Importantíssimo é o papel da Comissão de Representantes diante deste panorama, pois a mesma, juntamente com eventual instituição financiadora, poderá nomear pessoa natural ou jurídica para fiscalizar o patrimônio afetado e o incorporador, no mínimo trimestralmente, deverá a ela prestar contas, entregando demonstrativo do estado da obra e a correspondência com os recursos apurados no período.
O diploma enumera, em relação meramente exemplificativa, as diversas obrigações do incorporador, sendo exemplos delas:
a) Preservação dos recursos necessários à conclusão da obra;
b) Manutenção em apartado dos bens e direitos objetos de cada incorporação;
c) Manutenção e movimentação dos recursos financeiros em conta de depósito específica da respectiva incorporação;
d) Contabilidade apartada, entre outros.
No caso de falência da sociedade incorporadora ou insolvência civil do incorporador, não será atingida a incorporação objeto da afetação, não sendo passíveis de arrecadação pelo juízo universal dos bens e direitos do empreendimento. Novamente há papel diferenciado a ser adotado pela Comissão de Representantes, os adquirentes deverão, nos 60 (sessenta) dias seguintes, realizar uma assembleia geral na qual firmarão o instrumento de instituição do condomínio da construção, confirmarão o mandato dos membros da Comissão de Representantes ou elegerão novos membros e deliberarão pelo prosseguimento da obra ou pela liquidação do patrimônio de afetação, prerrogativa confirmada pelo diploma vigente de falência e recuperação da sociedade empresária e do empresário – artigo 119, IX, da Lei n. 11.101/05.

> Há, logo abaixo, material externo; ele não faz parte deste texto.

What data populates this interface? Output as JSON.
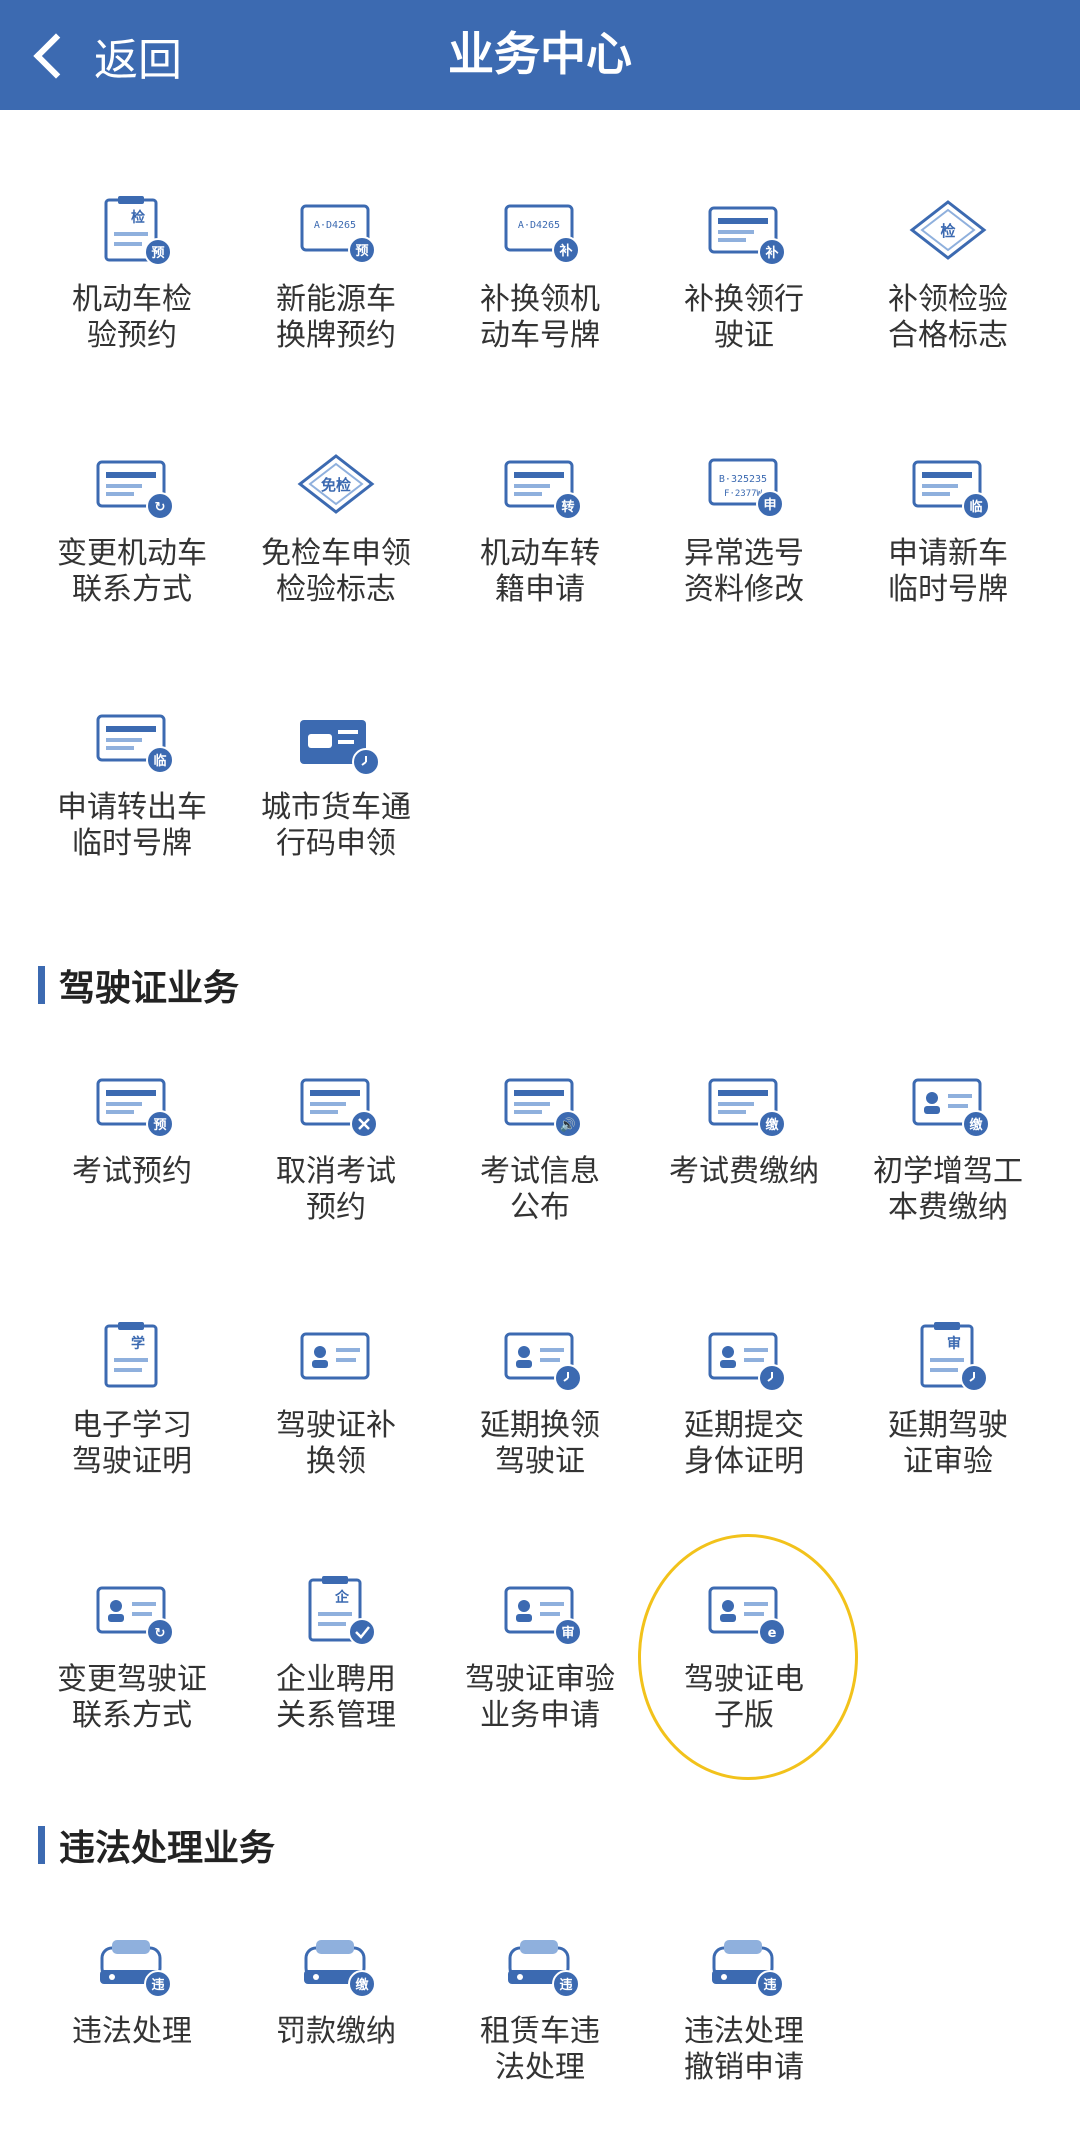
{
  "header": {
    "back_label": "返回",
    "title": "业务中心"
  },
  "sections": {
    "license": "驾驶证业务",
    "violation": "违法处理业务"
  },
  "vehicle_items": [
    {
      "label": "机动车检\n验预约",
      "icon": "vehicle-inspection-appointment-icon",
      "badge": "预",
      "top": "检"
    },
    {
      "label": "新能源车\n换牌预约",
      "icon": "new-energy-plate-change-icon",
      "badge": "预",
      "plate": "A·D4265"
    },
    {
      "label": "补换领机\n动车号牌",
      "icon": "replace-license-plate-icon",
      "badge": "补",
      "plate": "A·D4265"
    },
    {
      "label": "补换领行\n驶证",
      "icon": "replace-driving-permit-icon",
      "badge": "补"
    },
    {
      "label": "补领检验\n合格标志",
      "icon": "inspection-mark-icon",
      "badge": "",
      "top": "检"
    },
    {
      "label": "变更机动车\n联系方式",
      "icon": "vehicle-contact-change-icon",
      "badge": ""
    },
    {
      "label": "免检车申领\n检验标志",
      "icon": "exempt-inspection-icon",
      "badge": "",
      "top": "免检"
    },
    {
      "label": "机动车转\n籍申请",
      "icon": "vehicle-transfer-icon",
      "badge": "转"
    },
    {
      "label": "异常选号\n资料修改",
      "icon": "plate-selection-edit-icon",
      "badge": "申",
      "plate": "B·325235",
      "plate2": "F·2377W"
    },
    {
      "label": "申请新车\n临时号牌",
      "icon": "new-car-temp-plate-icon",
      "badge": "临"
    },
    {
      "label": "申请转出车\n临时号牌",
      "icon": "transfer-out-temp-plate-icon",
      "badge": "临"
    },
    {
      "label": "城市货车通\n行码申领",
      "icon": "truck-pass-icon",
      "badge": ""
    }
  ],
  "license_items": [
    {
      "label": "考试预约",
      "icon": "exam-appointment-icon",
      "badge": "预"
    },
    {
      "label": "取消考试\n预约",
      "icon": "cancel-exam-icon",
      "badge": "×"
    },
    {
      "label": "考试信息\n公布",
      "icon": "exam-info-icon",
      "badge": "🔊"
    },
    {
      "label": "考试费缴纳",
      "icon": "exam-fee-icon",
      "badge": "缴"
    },
    {
      "label": "初学增驾工\n本费缴纳",
      "icon": "learner-fee-icon",
      "badge": "缴"
    },
    {
      "label": "电子学习\n驾驶证明",
      "icon": "learning-certificate-icon",
      "badge": "",
      "top": "学"
    },
    {
      "label": "驾驶证补\n换领",
      "icon": "license-replace-icon",
      "badge": ""
    },
    {
      "label": "延期换领\n驾驶证",
      "icon": "delay-license-renewal-icon",
      "badge": "clock"
    },
    {
      "label": "延期提交\n身体证明",
      "icon": "delay-health-certificate-icon",
      "badge": "clock"
    },
    {
      "label": "延期驾驶\n证审验",
      "icon": "delay-license-review-icon",
      "badge": "clock",
      "top": "审"
    },
    {
      "label": "变更驾驶证\n联系方式",
      "icon": "license-contact-change-icon",
      "badge": ""
    },
    {
      "label": "企业聘用\n关系管理",
      "icon": "employment-management-icon",
      "badge": "✓",
      "top": "企"
    },
    {
      "label": "驾驶证审验\n业务申请",
      "icon": "license-review-application-icon",
      "badge": "审"
    },
    {
      "label": "驾驶证电\n子版",
      "icon": "electronic-license-icon",
      "badge": "e"
    }
  ],
  "violation_items": [
    {
      "label": "违法处理",
      "icon": "violation-handling-icon",
      "badge": "违"
    },
    {
      "label": "罚款缴纳",
      "icon": "fine-payment-icon",
      "badge": "缴"
    },
    {
      "label": "租赁车违\n法处理",
      "icon": "rental-violation-icon",
      "badge": "违"
    },
    {
      "label": "违法处理\n撤销申请",
      "icon": "violation-revoke-icon",
      "badge": "违"
    }
  ]
}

Na hipótese de decisão por conclusão da obra, deverão ser alienados, através de leilão extrajudicial, as unidades habitacionais ainda não comercializadas pela incorporadora, para que o produto seja destinado ao pagamento das dívidas e continuidade das obras. A Comissão de Representantes será a responsável pela contínua arrecadação das prestações a serem destinadas à obra.
Ressalta-se que o pagamento de dívidas, apesar de não atingidas pelo juízo universal, deverá seguir a ordem legal e caso existam lucros, os mesmos deverão ser remetidos à massa.

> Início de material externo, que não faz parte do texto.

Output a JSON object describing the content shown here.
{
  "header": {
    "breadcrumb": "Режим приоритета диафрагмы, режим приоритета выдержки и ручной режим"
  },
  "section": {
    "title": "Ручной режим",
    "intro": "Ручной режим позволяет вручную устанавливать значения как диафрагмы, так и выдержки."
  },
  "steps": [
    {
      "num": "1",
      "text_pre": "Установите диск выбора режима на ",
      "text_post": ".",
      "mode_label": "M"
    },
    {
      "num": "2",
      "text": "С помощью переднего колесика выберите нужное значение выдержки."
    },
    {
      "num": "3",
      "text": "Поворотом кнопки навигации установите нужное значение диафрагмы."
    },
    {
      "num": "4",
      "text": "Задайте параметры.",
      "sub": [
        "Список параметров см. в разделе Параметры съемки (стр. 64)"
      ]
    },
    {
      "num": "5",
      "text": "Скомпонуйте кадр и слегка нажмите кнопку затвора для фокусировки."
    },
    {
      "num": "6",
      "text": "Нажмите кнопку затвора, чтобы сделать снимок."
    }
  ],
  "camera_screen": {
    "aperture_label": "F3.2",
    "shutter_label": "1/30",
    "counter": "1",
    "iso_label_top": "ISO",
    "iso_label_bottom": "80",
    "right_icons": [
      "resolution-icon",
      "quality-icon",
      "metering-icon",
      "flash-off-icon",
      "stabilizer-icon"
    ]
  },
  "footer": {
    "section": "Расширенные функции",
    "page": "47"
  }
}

Todavia, caso a assembleia-geral decida pela não continuidade da obra, a Comissão de Representantes realizará a alienação do ativo afetado. Com o produto, quitará os créditos na ordem legal de preferência e, em seguida, restituirá os adquirentes dos valores adimplidos e, caso reste valor positivo, remeterá o saldo à massa.
A extinção natural do regime de afetação ocorre mediante conclusão da obra (habite-se e averbação da construção), com a respectiva entrega das unidades imobiliárias aos adquirentes e quitação de eventual financiamento. Haverá, ainda, extinção na situação de deliberação da assembleia-geral pela liquidação da incorporação e também no caso de período de carência estabelecido, havendo retrato e devolução das quantias devidas.
Vale frisar a natureza jurídica da afetação disposta como universalidade de fato, pois, como leciona Caramuru Afonso Francisco:
“A universalidade de fato é a pluralidade de bens singulares que, pertencentes à mesma pessoa, têm destinação unitária. In casu, o patrimônio de afetação é composto de bens, direitos e obrigações que pertencem aos adquirentes das unidades imobiliárias e aos titulares de direitos reais de aquisição e da garantia sobre o terreno e as unidades imobiliárias, administradas pelo incorporador e/ou construtor, que estão reunidos por força do exercício da atividade empresarial de incorporação”. (FRANCISCO, 2005, p.71)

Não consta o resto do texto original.